Knauf was formerly a communications secretary at the Royal Bank of Scotland before joining William and Middleton’s household as a senior advisor before taking over as chief executive in 2019.

He has served as a media secretary for Prince Harry and Meghan Markle.

The Texas native made headlines in early March when it was revealed that he had lodged a lawsuit accusing Markle of intimidating staffers in October 2018.

According to the lawsuit, the former American actress allegedly drove two personal assistants out of the house and shattered the confidence of a third employee.

According to the Times in the United Kingdom, Knauf reportedly sent an email to Simon Case, William’s private secretary at the time. Samantha Carruthers, the head of human resources, was then forwarded the note. “Carruthers agreed with me on all points that the matter was very serious,” Knauf asserted in the email, adding, “I remain concerned that nothing will be done.”

The Sussexes’ representative reacted angrily to the allegations made by The Times.

“Let’s just call it what it is: a deliberate smear campaign focused on misleading and malicious lies,” a spokesman for the outlet told the outlet.

“We are saddened that a media source has lent credence to this defamatory image of The Duchess of Sussex,” the spokesman added.

Meghan Markle's legal costs will be paid by a British tabloid after she wins her lawsuit, according to a judge.

In her court actions against Associated Newspapers, the editor of the Mail on Sunday and Mail Online, Meghan Markle has secured another legal win.

The Duchess of Sussex holds the exclusive copyright to the letter she wrote to her boyfriend, Thomas Markle, months before her wedding to Prince Harry, according to a remote hearing at the High Court in London on May 5. A British judge ruled on Wednesday that the British media corporation would pay her legal fees.

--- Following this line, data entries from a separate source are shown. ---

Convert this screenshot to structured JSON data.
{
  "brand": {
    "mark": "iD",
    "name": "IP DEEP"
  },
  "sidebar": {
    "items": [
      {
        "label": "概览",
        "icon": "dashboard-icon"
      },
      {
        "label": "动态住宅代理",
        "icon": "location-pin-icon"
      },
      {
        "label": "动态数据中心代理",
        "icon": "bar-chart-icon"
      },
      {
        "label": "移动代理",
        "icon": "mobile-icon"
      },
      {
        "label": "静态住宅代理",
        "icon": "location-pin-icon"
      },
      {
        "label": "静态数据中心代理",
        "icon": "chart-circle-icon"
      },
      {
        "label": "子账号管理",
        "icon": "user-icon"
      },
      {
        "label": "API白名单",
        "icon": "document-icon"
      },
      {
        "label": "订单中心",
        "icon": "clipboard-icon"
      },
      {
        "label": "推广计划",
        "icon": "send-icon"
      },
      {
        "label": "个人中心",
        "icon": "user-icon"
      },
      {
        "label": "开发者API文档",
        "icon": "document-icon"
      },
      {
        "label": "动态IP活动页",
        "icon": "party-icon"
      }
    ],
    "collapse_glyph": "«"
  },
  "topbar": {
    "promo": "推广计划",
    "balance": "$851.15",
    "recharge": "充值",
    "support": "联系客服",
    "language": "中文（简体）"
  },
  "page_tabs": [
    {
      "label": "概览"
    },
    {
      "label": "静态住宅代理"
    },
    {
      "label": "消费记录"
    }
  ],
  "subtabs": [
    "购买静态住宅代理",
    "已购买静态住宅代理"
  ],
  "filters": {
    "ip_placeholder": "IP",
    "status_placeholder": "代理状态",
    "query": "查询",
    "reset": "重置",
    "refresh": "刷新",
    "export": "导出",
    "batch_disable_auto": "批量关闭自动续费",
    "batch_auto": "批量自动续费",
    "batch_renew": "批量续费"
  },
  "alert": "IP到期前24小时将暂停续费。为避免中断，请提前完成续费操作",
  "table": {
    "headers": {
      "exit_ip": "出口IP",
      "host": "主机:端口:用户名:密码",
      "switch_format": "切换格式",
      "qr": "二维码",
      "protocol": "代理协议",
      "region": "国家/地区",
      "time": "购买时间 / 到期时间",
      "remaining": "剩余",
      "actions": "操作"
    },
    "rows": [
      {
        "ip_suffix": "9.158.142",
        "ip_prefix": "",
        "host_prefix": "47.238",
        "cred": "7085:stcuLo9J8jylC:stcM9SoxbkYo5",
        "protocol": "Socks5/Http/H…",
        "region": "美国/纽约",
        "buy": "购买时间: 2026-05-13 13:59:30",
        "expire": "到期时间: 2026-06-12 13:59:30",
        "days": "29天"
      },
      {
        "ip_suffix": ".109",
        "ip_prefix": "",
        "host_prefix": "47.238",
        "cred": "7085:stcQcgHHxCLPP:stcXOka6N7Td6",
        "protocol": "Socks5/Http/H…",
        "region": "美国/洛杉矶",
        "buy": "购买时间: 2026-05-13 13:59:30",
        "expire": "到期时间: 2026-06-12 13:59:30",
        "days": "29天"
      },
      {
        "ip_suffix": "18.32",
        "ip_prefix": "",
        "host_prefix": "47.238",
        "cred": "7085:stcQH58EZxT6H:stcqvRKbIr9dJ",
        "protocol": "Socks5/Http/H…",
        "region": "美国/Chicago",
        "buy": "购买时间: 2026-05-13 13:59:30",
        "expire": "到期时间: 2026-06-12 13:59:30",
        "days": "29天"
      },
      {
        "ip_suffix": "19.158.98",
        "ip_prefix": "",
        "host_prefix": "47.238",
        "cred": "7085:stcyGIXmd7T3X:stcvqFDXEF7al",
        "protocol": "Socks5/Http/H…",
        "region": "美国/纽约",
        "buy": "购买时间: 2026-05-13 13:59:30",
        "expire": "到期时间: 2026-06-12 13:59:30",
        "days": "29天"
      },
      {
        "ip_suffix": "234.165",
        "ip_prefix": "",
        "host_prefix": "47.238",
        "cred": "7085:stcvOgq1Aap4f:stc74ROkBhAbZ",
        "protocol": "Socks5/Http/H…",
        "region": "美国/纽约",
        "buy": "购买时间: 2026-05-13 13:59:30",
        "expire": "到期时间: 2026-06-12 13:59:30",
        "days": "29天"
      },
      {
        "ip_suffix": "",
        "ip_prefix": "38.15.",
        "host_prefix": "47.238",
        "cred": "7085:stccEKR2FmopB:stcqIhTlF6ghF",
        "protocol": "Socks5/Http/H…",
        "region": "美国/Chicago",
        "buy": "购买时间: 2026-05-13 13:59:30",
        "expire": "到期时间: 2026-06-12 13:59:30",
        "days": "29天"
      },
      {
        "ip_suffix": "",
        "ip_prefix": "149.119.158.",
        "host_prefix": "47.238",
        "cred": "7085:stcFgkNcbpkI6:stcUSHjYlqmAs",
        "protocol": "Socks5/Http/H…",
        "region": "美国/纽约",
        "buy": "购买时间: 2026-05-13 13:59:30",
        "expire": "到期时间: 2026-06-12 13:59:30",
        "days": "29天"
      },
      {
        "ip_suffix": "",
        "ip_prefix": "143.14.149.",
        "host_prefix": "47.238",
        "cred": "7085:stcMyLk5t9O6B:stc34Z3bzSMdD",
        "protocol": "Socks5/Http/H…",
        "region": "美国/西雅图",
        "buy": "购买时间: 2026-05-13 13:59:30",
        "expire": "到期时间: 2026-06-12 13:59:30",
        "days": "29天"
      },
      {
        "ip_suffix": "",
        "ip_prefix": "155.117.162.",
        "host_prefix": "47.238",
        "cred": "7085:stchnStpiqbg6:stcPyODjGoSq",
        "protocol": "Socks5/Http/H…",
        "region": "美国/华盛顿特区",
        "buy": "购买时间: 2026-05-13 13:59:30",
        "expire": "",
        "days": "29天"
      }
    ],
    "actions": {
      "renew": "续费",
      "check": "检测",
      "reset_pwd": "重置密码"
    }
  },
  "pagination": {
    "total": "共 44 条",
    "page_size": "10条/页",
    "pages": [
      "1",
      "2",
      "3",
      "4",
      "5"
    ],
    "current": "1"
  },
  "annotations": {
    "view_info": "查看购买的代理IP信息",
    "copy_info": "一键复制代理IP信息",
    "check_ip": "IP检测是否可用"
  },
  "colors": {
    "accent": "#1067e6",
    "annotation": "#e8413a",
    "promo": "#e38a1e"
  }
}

According to People, Associated Newspapers Limited lawyers argued that former Kensington Palace publicity director Jason Knauf owns part of the copyright because he saw an early edition of the letter and helped draft it. The argument that Knauf co-wrote the letter was dropped after he “emphatically” refuted it. It was also discovered that the document did not belong to The Crown.

Meghan’s attorneys confirmed in official court papers that “Mr. Knauf did not draft, and has never claimed to have drafted, any portions of the electronic draft or the letter.” Meghan shared the draft with Harry and Knauf “for help, as this was a painfully traumatic experience that they had lived through with her and because Mr Knauf was responsible for keeping the senior members of the royal family apprised of any public-facing problems,” according to the documents.
Meghan secured her privacy case against Associated Newspapers in February. The Mail on Sunday infringed on her anonymity by posting a private letter she sent to her father in August, according to Mark Warby, a High Court judge in London.

“I am grateful to the courts for keeping Associated Newspapers and The Mail on Sunday to account for their unethical and dehumanizing activities after two long years of seeking lawsuits,” Meghan said in part in a statement in February. “These techniques (along with those used by sister publications MailOnline and the Daily Mail) aren’t new; in fact, they’ve been used for way too long without effect. It’s a game for these networks. It’s true life, real relationships, and very real pain for me and many others. They have caused and continue to do extensive damage.”

Meghan filed a complaint against the Mail on Sunday in February 2019 over five stories that appeared in the newspaper and on the MailOnline website. Parts of a handwritten letter she sent to her father after he failed to turn up at her royal wedding to Prince Harry in May 2018 is included in these papers.